Redefining the Relocatable: Multidisciplinary design for a wicked problem
AuthorNewton, C; Backhouse, S
Source TitleArchitecture as Human Interface
Architecture as Human Interface
PublisherAalto University, Department of Architecture
AffiliationArchitecture, Building and Planning
Document TypeConference Proceeding
CitationsNewton, C. & Backhouse, S. (2012). Redefining the Relocatable: Multidisciplinary design for a wicked problem. Aalto University, Department of Architecture. Finland.
Access StatusOpen Access
ARC Grant codeARC/LP0991146
This paper centres on a three-year Australian Research Project that has sought to redefine an important component of Australia’s education infrastructure, the relocatable classroom, as high performance and design-led through a multidisciplinary research process. Our focus has been to encourage conversations between educators, designers, government procurement teams and manufacturers. This has been more difficult than expected as we speak different epistemological languages and see the world through different lenses. The paper will track some of the obstacles and strategies for carrying out a multidisciplinary research process.
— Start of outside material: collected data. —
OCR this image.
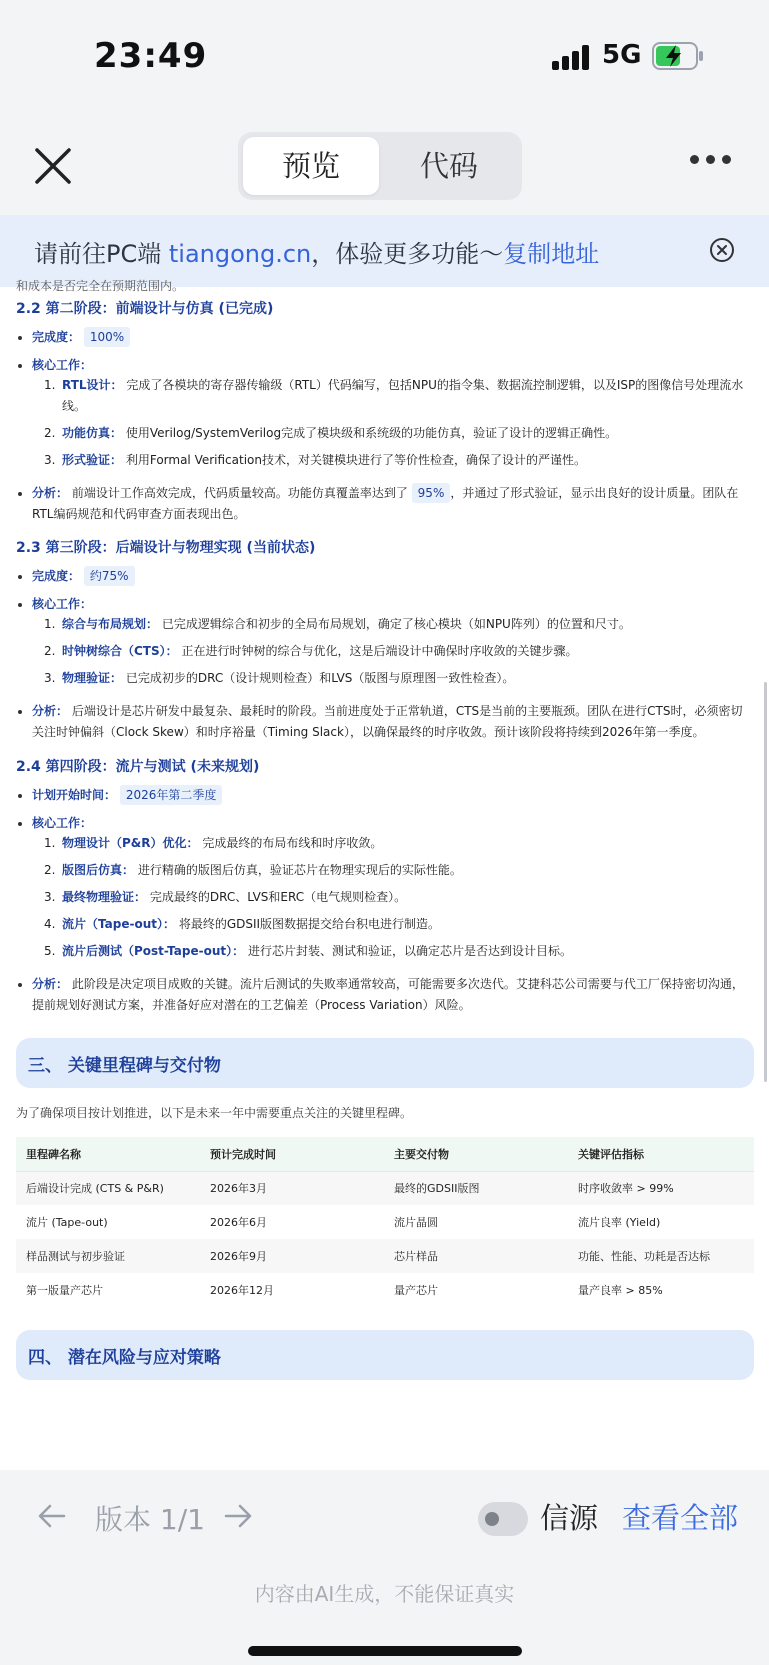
23:49	5G
预览	代码
请前往PC端 tiangong.cn，体验更多功能～复制地址
和成本是否完全在预期范围内。
2.2 第二阶段：前端设计与仿真 (已完成)
完成度： 100%
核心工作：
1. RTL设计： 完成了各模块的寄存器传输级（RTL）代码编写，包括NPU的指令集、数据流控制逻辑，以及ISP的图像信号处理流水线。
2. 功能仿真： 使用Verilog/SystemVerilog完成了模块级和系统级的功能仿真，验证了设计的逻辑正确性。
3. 形式验证： 利用Formal Verification技术，对关键模块进行了等价性检查，确保了设计的严谨性。
分析： 前端设计工作高效完成，代码质量较高。功能仿真覆盖率达到了 95% ，并通过了形式验证，显示出良好的设计质量。团队在RTL编码规范和代码审查方面表现出色。
2.3 第三阶段：后端设计与物理实现 (当前状态)
完成度： 约75%
核心工作：
1. 综合与布局规划： 已完成逻辑综合和初步的全局布局规划，确定了核心模块（如NPU阵列）的位置和尺寸。
2. 时钟树综合（CTS）： 正在进行时钟树的综合与优化，这是后端设计中确保时序收敛的关键步骤。
3. 物理验证： 已完成初步的DRC（设计规则检查）和LVS（版图与原理图一致性检查）。
分析： 后端设计是芯片研发中最复杂、最耗时的阶段。当前进度处于正常轨道，CTS是当前的主要瓶颈。团队在进行CTS时，必须密切关注时钟偏斜（Clock Skew）和时序裕量（Timing Slack），以确保最终的时序收敛。预计该阶段将持续到2026年第一季度。
2.4 第四阶段：流片与测试 (未来规划)
计划开始时间： 2026年第二季度
核心工作：
1. 物理设计（P&R）优化： 完成最终的布局布线和时序收敛。
2. 版图后仿真： 进行精确的版图后仿真，验证芯片在物理实现后的实际性能。
3. 最终物理验证： 完成最终的DRC、LVS和ERC（电气规则检查）。
4. 流片（Tape-out）： 将最终的GDSII版图数据提交给台积电进行制造。
5. 流片后测试（Post-Tape-out）： 进行芯片封装、测试和验证，以确定芯片是否达到设计目标。
分析： 此阶段是决定项目成败的关键。流片后测试的失败率通常较高，可能需要多次迭代。艾捷科芯公司需要与代工厂保持密切沟通，提前规划好测试方案，并准备好应对潜在的工艺偏差（Process Variation）风险。
三、 关键里程碑与交付物
为了确保项目按计划推进，以下是未来一年中需要重点关注的关键里程碑。
里程碑名称	预计完成时间	主要交付物	关键评估指标
后端设计完成 (CTS & P&R)	2026年3月	最终的GDSII版图	时序收敛率 > 99%
流片 (Tape-out)	2026年6月	流片晶圆	流片良率 (Yield)
样品测试与初步验证	2026年9月	芯片样品	功能、性能、功耗是否达标
第一版量产芯片	2026年12月	量产芯片	量产良率 > 85%
四、 潜在风险与应对策略
版本 1/1	信源 查看全部
内容由AI生成，不能保证真实
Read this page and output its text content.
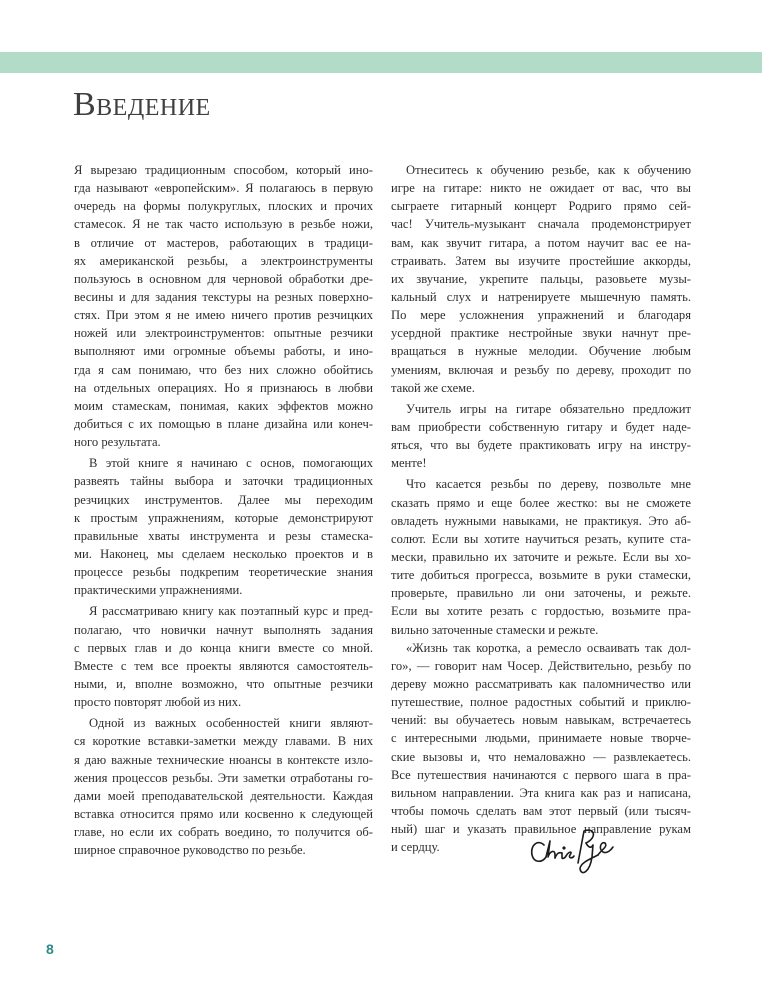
Введение
Я вырезаю традиционным способом, который ино-
гда называют «европейским». Я полагаюсь в первую
очередь на формы полукруглых, плоских и прочих
стамесок. Я не так часто использую в резьбе ножи,
в отличие от мастеров, работающих в традици-
ях американской резьбы, а электроинструменты
пользуюсь в основном для черновой обработки дре-
весины и для задания текстуры на резных поверхно-
стях. При этом я не имею ничего против резчицких
ножей или электроинструментов: опытные резчики
выполняют ими огромные объемы работы, и ино-
гда я сам понимаю, что без них сложно обойтись
на отдельных операциях. Но я признаюсь в любви
моим стамескам, понимая, каких эффектов можно
добиться с их помощью в плане дизайна или конеч-
ного результата.
В этой книге я начинаю с основ, помогающих
развеять тайны выбора и заточки традиционных
резчицких инструментов. Далее мы переходим
к простым упражнениям, которые демонстрируют
правильные хваты инструмента и резы стамеска-
ми. Наконец, мы сделаем несколько проектов и в
процессе резьбы подкрепим теоретические знания
практическими упражнениями.
Я рассматриваю книгу как поэтапный курс и пред-
полагаю, что новички начнут выполнять задания
с первых глав и до конца книги вместе со мной.
Вместе с тем все проекты являются самостоятель-
ными, и, вполне возможно, что опытные резчики
просто повторят любой из них.
Одной из важных особенностей книги являют-
ся короткие вставки-заметки между главами. В них
я даю важные технические нюансы в контексте изло-
жения процессов резьбы. Эти заметки отработаны го-
дами моей преподавательской деятельности. Каждая
вставка относится прямо или косвенно к следующей
главе, но если их собрать воедино, то получится об-
ширное справочное руководство по резьбе.
Отнеситесь к обучению резьбе, как к обучению
игре на гитаре: никто не ожидает от вас, что вы
сыграете гитарный концерт Родриго прямо сей-
час! Учитель-музыкант сначала продемонстрирует
вам, как звучит гитара, а потом научит вас ее на-
страивать. Затем вы изучите простейшие аккорды,
их звучание, укрепите пальцы, разовьете музы-
кальный слух и натренируете мышечную память.
По мере усложнения упражнений и благодаря
усердной практике нестройные звуки начнут пре-
вращаться в нужные мелодии. Обучение любым
умениям, включая и резьбу по дереву, проходит по
такой же схеме.
Учитель игры на гитаре обязательно предложит
вам приобрести собственную гитару и будет наде-
яться, что вы будете практиковать игру на инстру-
менте!
Что касается резьбы по дереву, позвольте мне
сказать прямо и еще более жестко: вы не сможете
овладеть нужными навыками, не практикуя. Это аб-
солют. Если вы хотите научиться резать, купите ста-
мески, правильно их заточите и режьте. Если вы хо-
тите добиться прогресса, возьмите в руки стамески,
проверьте, правильно ли они заточены, и режьте.
Если вы хотите резать с гордостью, возьмите пра-
вильно заточенные стамески и режьте.
«Жизнь так коротка, а ремесло осваивать так дол-
го», — говорит нам Чосер. Действительно, резьбу по
дереву можно рассматривать как паломничество или
путешествие, полное радостных событий и приклю-
чений: вы обучаетесь новым навыкам, встречаетесь
с интересными людьми, принимаете новые творче-
ские вызовы и, что немаловажно — развлекаетесь.
Все путешествия начинаются с первого шага в пра-
вильном направлении. Эта книга как раз и написана,
чтобы помочь сделать вам этот первый (или тысяч-
ный) шаг и указать правильное направление рукам
и сердцу.
8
There are tipping points occurring worldwide in prefabrication, sustainability technologies, 21st century pedagogies, and information technologies. To continue building new learning environments based on what was designed yesterday, without taking advantage of new possibilities, will be wasteful of scarce funding resources. The relocatable classroom is yet to benefit from these advances and remains a learning environment that many people consider as second rate. For decades the relocatable classroom has been maligned for its unfavourable indoor environment quality, low aesthetic appeal, temporary quality, and lack of adaptability in light of changing pedagogical trends. The manifold reasons for this are complex, although the primary issue centres on them being considered less important than permanent buildings because they are perceived as ‘temporary’. Fundamental questions arise. How temporary are they? Does this justify a less than optimum learning setting? In order for these classrooms to become agile and high performance places for teaching and learning they need to be considered from an inclusive, multidisciplinary base rather than the current silos of practice.